Il candidato del raggruppamento civico L’Alternativa c’è, sostenuto tra gli altri da Radicali, Prato Libera e Sicura (lista dell’ex assessore-sceriffo Aldo Milone) e Partito Liberal Democratico (Marattin): “Il legislatore e le corti ritengono che, dopo due mandati pieni consecutivi, il legame tra sindaco e macchina amministrativa diventi un potenziale ostacolo alla libera espressione democratica”.
“Perché abbiamo sollevato il tema della possibile ineleggibilità di Matteo Biffoni? Il punto è sia politico che giurisprudenziale.
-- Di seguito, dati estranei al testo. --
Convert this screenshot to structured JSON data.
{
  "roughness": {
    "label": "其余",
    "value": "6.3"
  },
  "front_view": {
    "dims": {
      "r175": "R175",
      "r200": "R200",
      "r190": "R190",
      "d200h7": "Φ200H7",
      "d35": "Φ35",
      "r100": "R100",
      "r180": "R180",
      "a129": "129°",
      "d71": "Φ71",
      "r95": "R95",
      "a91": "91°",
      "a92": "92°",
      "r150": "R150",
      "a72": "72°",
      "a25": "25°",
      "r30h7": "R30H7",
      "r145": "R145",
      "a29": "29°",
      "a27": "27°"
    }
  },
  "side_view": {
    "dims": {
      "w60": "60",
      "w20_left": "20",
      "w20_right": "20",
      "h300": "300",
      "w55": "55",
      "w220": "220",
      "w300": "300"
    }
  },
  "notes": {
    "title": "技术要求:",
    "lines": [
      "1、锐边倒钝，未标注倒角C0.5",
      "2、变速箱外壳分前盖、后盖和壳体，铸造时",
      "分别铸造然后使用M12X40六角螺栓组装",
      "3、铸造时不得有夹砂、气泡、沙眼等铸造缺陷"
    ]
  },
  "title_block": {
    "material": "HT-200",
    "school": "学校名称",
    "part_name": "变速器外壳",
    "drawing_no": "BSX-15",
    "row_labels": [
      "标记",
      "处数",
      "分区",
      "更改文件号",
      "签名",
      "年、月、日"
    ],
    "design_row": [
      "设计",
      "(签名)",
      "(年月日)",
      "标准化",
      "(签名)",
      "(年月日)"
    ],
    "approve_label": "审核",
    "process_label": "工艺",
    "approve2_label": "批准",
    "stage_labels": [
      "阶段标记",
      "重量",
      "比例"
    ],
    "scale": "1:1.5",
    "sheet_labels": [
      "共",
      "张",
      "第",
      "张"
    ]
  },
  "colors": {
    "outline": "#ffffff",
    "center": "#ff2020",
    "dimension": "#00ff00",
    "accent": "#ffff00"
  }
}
Inoltre, lo abbiamo detto ieri e non abbiamo aspettato la presentazione delle liste sia per il bene della nostra città, che non può permettersi altro caos amministrativo dopo il commissariamento, sia per trasparenza e lealtà nei confronti dei nostri avversari”. Lo fa sapere oggi il candidato sindaco a Prato, sfidante del duo volte sindaco Matteo Biffoni, Jonathan Targetti.
“I dubbi sulla eventuale ineleggibilità di Matteo Biffoni a candidarsi oggi per un terzo mandato – spiega ancora Targetti –emergono dalla semplice lettura di una norma da cui si deduce chiaramente la volontà del legislatore, la cui interpretazione è stata nel tempo confermata da molta giurisprudenza, soprattutto dai Tar, dalla Cassazione, dal Consiglio di Stato e dalle linee guida del Ministero dell’Interno: è qui che le sentenze chiariscono che la breve parentesi di un successore – aggiunge riferendosi alla ex sindaca Ilaria Bugetti le cui dimissioni hanno portato al commissariamento – non azzera il passato e soprattutto non crea la necessaria discontinuità”.
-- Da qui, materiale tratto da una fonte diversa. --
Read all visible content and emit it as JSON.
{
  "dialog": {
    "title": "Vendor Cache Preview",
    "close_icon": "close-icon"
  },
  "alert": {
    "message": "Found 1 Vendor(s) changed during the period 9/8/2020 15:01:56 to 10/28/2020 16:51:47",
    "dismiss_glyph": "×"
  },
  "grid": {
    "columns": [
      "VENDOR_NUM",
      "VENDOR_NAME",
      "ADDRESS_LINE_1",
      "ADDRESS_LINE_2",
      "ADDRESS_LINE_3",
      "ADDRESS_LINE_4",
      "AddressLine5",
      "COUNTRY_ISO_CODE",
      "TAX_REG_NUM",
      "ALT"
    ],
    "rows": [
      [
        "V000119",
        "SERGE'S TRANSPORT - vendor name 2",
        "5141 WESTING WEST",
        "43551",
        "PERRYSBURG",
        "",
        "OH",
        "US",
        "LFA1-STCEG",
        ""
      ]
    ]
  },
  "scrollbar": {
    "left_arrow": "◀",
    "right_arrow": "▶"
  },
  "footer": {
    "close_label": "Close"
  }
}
“La ratio di queste norme, e della giurisprudenza che le conferma, è la ‘tutela della fisiologica alternanza democratica’. Il legislatore e le corti ritengono che, dopo due mandati pieni consecutivi, il legame tra sindaco e macchina amministrativa diventi – fa notare – un potenziale ostacolo alla libera espressione democratica. La legge vuole impedire, per principio, che il sistema si “incrosti” su un’unica figura e tenda a sedimentare clientele e consorterie”.
“Siamo pronti a portare questa battaglia, sostenuta da Radicali Italiani e Liberisti Italiani, anche al Tar e al Consiglio di Stato – annuncia -. È una battaglia in difesa di una necessaria alternanza democratica e contro i sistemi di potere locali”.